References
COVID-19 outbreak management in a mental healthcare setting
Abstract
Since the beginning of the novel coronavirus disease pandemic (COVID-19), inadvertent exposure of hospitalised patients and healthcare workers has been a major concern. Patients in inpatient settings with mental illnesses have also been impacted by the restrictions the pandemic has caused, with many having experienced the confines and loss of liberties that COVID-19 has brought. This article identifies the infection prevention and control measures required in a mental health setting during an outbreak of COVID-19. The focus is on the challenges of working in a mental health setting and identifies the difficulties in containing the infection within this ill-designed built environment and includes the additional pressures of managing this complex and diverse group of patients. Current guidance on outbreak measures is given with particular attention applied to the patients, the practices and the environment.
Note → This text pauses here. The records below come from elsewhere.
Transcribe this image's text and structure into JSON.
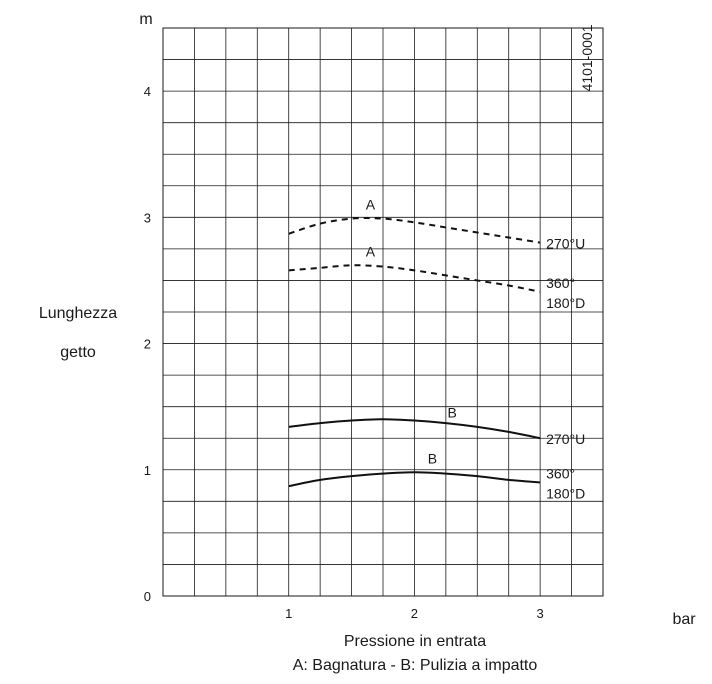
{
  "chart_data": {
    "type": "line",
    "title": "",
    "xlabel": "Pressione in entrata",
    "x_unit": "bar",
    "ylabel_lines": [
      "Lunghezza",
      "getto"
    ],
    "y_unit": "m",
    "legend_text": "A: Bagnatura - B: Pulizia a impatto",
    "code": "4101-0001",
    "xlim": [
      0,
      3.5
    ],
    "ylim": [
      0,
      4.5
    ],
    "grid": true,
    "x_ticks": [
      1,
      2,
      3
    ],
    "y_ticks": [
      0,
      1,
      2,
      3,
      4
    ],
    "series": [
      {
        "curve_label": "A",
        "end_label": [
          "270°U"
        ],
        "style": "dashed",
        "x": [
          1,
          1.25,
          1.5,
          1.75,
          2,
          2.25,
          2.5,
          2.75,
          3
        ],
        "y": [
          2.87,
          2.95,
          2.99,
          2.99,
          2.96,
          2.92,
          2.88,
          2.84,
          2.8
        ]
      },
      {
        "curve_label": "A",
        "end_label": [
          "360°",
          "180°D"
        ],
        "style": "dashed",
        "x": [
          1,
          1.25,
          1.5,
          1.75,
          2,
          2.25,
          2.5,
          2.75,
          3
        ],
        "y": [
          2.58,
          2.6,
          2.62,
          2.61,
          2.58,
          2.54,
          2.5,
          2.46,
          2.41
        ]
      },
      {
        "curve_label": "B",
        "end_label": [
          "270°U"
        ],
        "style": "solid",
        "x": [
          1,
          1.25,
          1.5,
          1.75,
          2,
          2.25,
          2.5,
          2.75,
          3
        ],
        "y": [
          1.34,
          1.37,
          1.39,
          1.4,
          1.39,
          1.37,
          1.34,
          1.3,
          1.25
        ]
      },
      {
        "curve_label": "B",
        "end_label": [
          "360°",
          "180°D"
        ],
        "style": "solid",
        "x": [
          1,
          1.25,
          1.5,
          1.75,
          2,
          2.25,
          2.5,
          2.75,
          3
        ],
        "y": [
          0.87,
          0.92,
          0.95,
          0.97,
          0.98,
          0.97,
          0.95,
          0.92,
          0.9
        ]
      }
    ]
  }
}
In 2020, COVID-19, an infection caused by a novel coronavirus, transmitted significantly on NHS wards, exposing patients to a viral infection that could be fatal and which produced significant implications for patients and healthcare workers (HCWs). Outbreaks placed an additional burden on already stretched resources (Taylor et al, 2020). By early 2020, infection rates had soared in UK hospitals with data published by the Office for National Statistics (ONS) showing a significant increase in mentions of COVID-19 on death certificates in England and Wales (ONS, 2020). The UK had registered 73 621 coronavirus-related deaths before 2021 (Worldometer, 2021). Mental health settings were also severely affected by the fallout of the pandemic, with HCWs trying to control the transmission and suddenly dealing with challenging outbreaks of infections that had not been experienced before and having to treat patients suffering the effects of the virus in a confined environment that was ill-designed for treating patients with such a virus (Rodgers et al, 2021).